謝花さんの言葉がずっと頭の中をぐるぐると回っていて何も考えがまとまらない。彼女は怒りでも呆れでもなく、確かに俺のことを軽蔑していた。


── アンタ達は本気で向き合う気がないの?鬼だったとはいえアタシ達を殺したっていう現実と


「炭治郎君?」

聞き覚えのある声にゆっくりと顔を上げると凛さんが目の前にいる。どうして。もう怪我は治ったのかな、とか。夢かな、とか。全然頭が働かない。

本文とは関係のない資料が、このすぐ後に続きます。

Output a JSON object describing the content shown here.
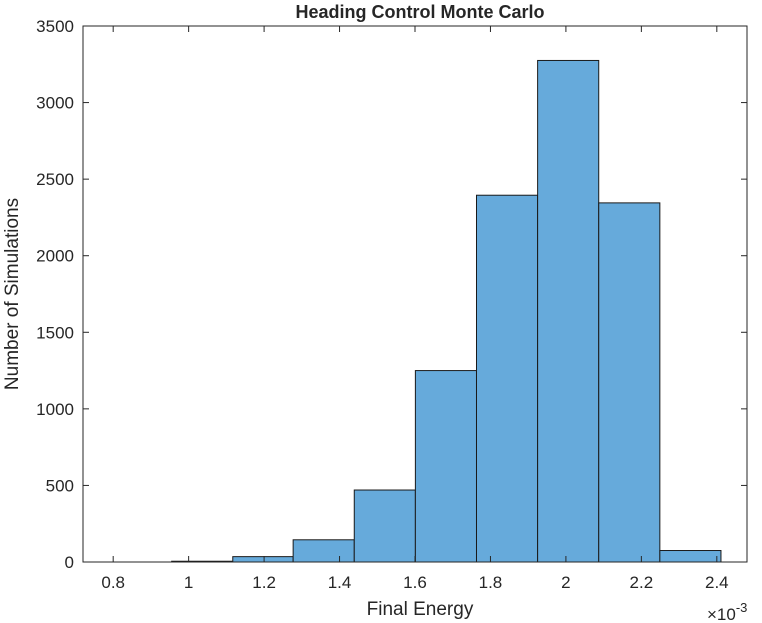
{
  "chart_data": {
    "type": "histogram",
    "title": "Heading Control Monte Carlo",
    "xlabel": "Final Energy",
    "ylabel": "Number of Simulations",
    "x_exponent": {
      "base": "×10",
      "power": "-3"
    },
    "xlim": [
      0.72,
      2.48
    ],
    "ylim": [
      0,
      3500
    ],
    "xticks": [
      0.8,
      1,
      1.2,
      1.4,
      1.6,
      1.8,
      2,
      2.2,
      2.4
    ],
    "xtick_labels": [
      "0.8",
      "1",
      "1.2",
      "1.4",
      "1.6",
      "1.8",
      "2",
      "2.2",
      "2.4"
    ],
    "yticks": [
      0,
      500,
      1000,
      1500,
      2000,
      2500,
      3000,
      3500
    ],
    "ytick_labels": [
      "0",
      "500",
      "1000",
      "1500",
      "2000",
      "2500",
      "3000",
      "3500"
    ],
    "bin_edges": [
      0.955,
      1.117,
      1.277,
      1.439,
      1.601,
      1.763,
      1.925,
      2.087,
      2.249,
      2.411
    ],
    "values": [
      5,
      35,
      145,
      470,
      1250,
      2395,
      3275,
      2345,
      75
    ],
    "bar_color": "#66AADB",
    "edge_color": "#1a1a1a",
    "grid": false,
    "legend": "none"
  }
}
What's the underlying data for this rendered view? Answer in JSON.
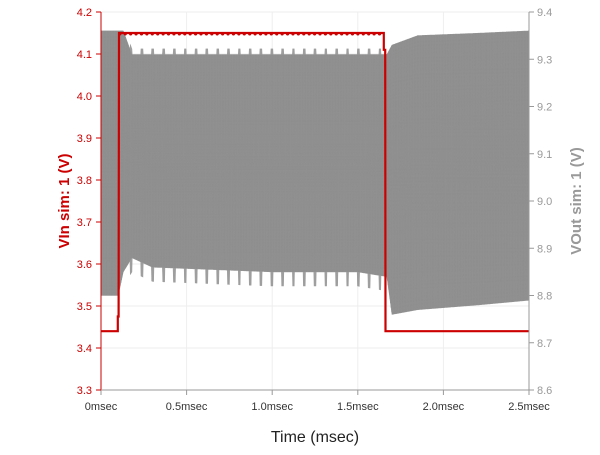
{
  "chart_data": {
    "type": "line",
    "xlabel": "Time (msec)",
    "ylabel_left": "VIn sim: 1 (V)",
    "ylabel_right": "VOut sim: 1 (V)",
    "xlim": [
      0,
      2.5
    ],
    "ylim_left": [
      3.3,
      4.2
    ],
    "ylim_right": [
      8.6,
      9.4
    ],
    "grid": true,
    "x_ticks": [
      {
        "value": 0,
        "label": "0msec"
      },
      {
        "value": 0.5,
        "label": "0.5msec"
      },
      {
        "value": 1.0,
        "label": "1.0msec"
      },
      {
        "value": 1.5,
        "label": "1.5msec"
      },
      {
        "value": 2.0,
        "label": "2.0msec"
      },
      {
        "value": 2.5,
        "label": "2.5msec"
      }
    ],
    "y_ticks_left": [
      {
        "value": 3.3,
        "label": "3.3"
      },
      {
        "value": 3.4,
        "label": "3.4"
      },
      {
        "value": 3.5,
        "label": "3.5"
      },
      {
        "value": 3.6,
        "label": "3.6"
      },
      {
        "value": 3.7,
        "label": "3.7"
      },
      {
        "value": 3.8,
        "label": "3.8"
      },
      {
        "value": 3.9,
        "label": "3.9"
      },
      {
        "value": 4.0,
        "label": "4.0"
      },
      {
        "value": 4.1,
        "label": "4.1"
      },
      {
        "value": 4.2,
        "label": "4.2"
      }
    ],
    "y_ticks_right": [
      {
        "value": 8.6,
        "label": "8.6"
      },
      {
        "value": 8.7,
        "label": "8.7"
      },
      {
        "value": 8.8,
        "label": "8.8"
      },
      {
        "value": 8.9,
        "label": "8.9"
      },
      {
        "value": 9.0,
        "label": "9.0"
      },
      {
        "value": 9.1,
        "label": "9.1"
      },
      {
        "value": 9.2,
        "label": "9.2"
      },
      {
        "value": 9.3,
        "label": "9.3"
      },
      {
        "value": 9.4,
        "label": "9.4"
      }
    ],
    "series": [
      {
        "axis": "left",
        "color": "#cc0000",
        "points": [
          {
            "x": 0.0,
            "y": 3.44
          },
          {
            "x": 0.098,
            "y": 3.44
          },
          {
            "x": 0.098,
            "y": 3.475
          },
          {
            "x": 0.103,
            "y": 3.475
          },
          {
            "x": 0.105,
            "y": 4.15
          },
          {
            "x": 1.652,
            "y": 4.15
          },
          {
            "x": 1.652,
            "y": 4.11
          },
          {
            "x": 1.66,
            "y": 4.11
          },
          {
            "x": 1.662,
            "y": 3.44
          },
          {
            "x": 2.5,
            "y": 3.44
          }
        ]
      },
      {
        "axis": "right",
        "color": "#999999",
        "envelope": [
          {
            "x": 0.0,
            "max": 9.36,
            "min": 8.8
          },
          {
            "x": 0.1,
            "max": 9.36,
            "min": 8.8
          },
          {
            "x": 0.13,
            "max": 9.36,
            "min": 8.85
          },
          {
            "x": 0.18,
            "max": 9.31,
            "min": 8.88
          },
          {
            "x": 0.3,
            "max": 9.31,
            "min": 8.86
          },
          {
            "x": 1.0,
            "max": 9.31,
            "min": 8.85
          },
          {
            "x": 1.5,
            "max": 9.31,
            "min": 8.85
          },
          {
            "x": 1.67,
            "max": 9.31,
            "min": 8.84
          },
          {
            "x": 1.7,
            "max": 9.33,
            "min": 8.76
          },
          {
            "x": 1.85,
            "max": 9.35,
            "min": 8.77
          },
          {
            "x": 2.2,
            "max": 9.355,
            "min": 8.78
          },
          {
            "x": 2.5,
            "max": 9.36,
            "min": 8.79
          }
        ]
      }
    ]
  },
  "colors": {
    "left_axis": "#cc0000",
    "right_axis": "#999999",
    "vin_trace": "#cc0000",
    "vout_trace": "#999999",
    "grid": "#eeeeee"
  }
}
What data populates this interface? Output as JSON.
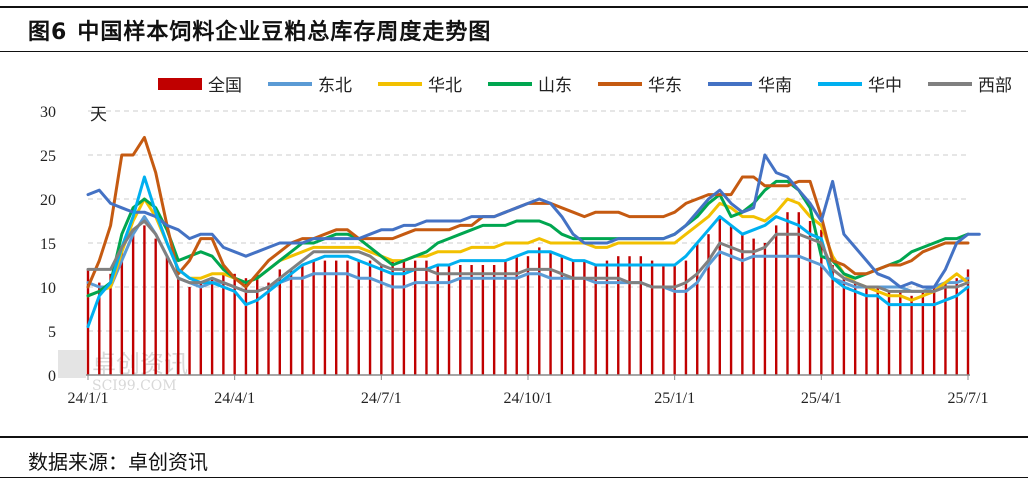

「どうしたんですか、もう日が暮れますよ。こんなところにいちゃ危ないです」

凛さんの声に少しだけ状況の整理が出来た。俺はどうやら以前凛さんと一緒に休んだベンチにずっと座っていたらしい。ここは人もあまり寄り付かないから無意識にそういう場所に足が向いたのか、もしかしたら凛さんに会いたくて足が向いたのか。何も思い出せない俺にはその答えは分からなかった。

「凛さん……?」
「はい、凛さんです。日が暮れる前に帰りましょう」

夜は物騒なんですからね、と凛さんが優しく帰るように促してくれる。凛さんに言われた通り確かに辺りは暗くなり出していて日が沈むのも時間の問題だろう。だけどどうしても帰る気になれなかった。あの居心地の良い家に。当たり前のように用意された幸せな暮らしに。そんな暮らしを夢見ることすら叶わなかった少女の話を聞いて罪悪感を覚えていた。…そんなことを考えたところで何の意味もないというのに。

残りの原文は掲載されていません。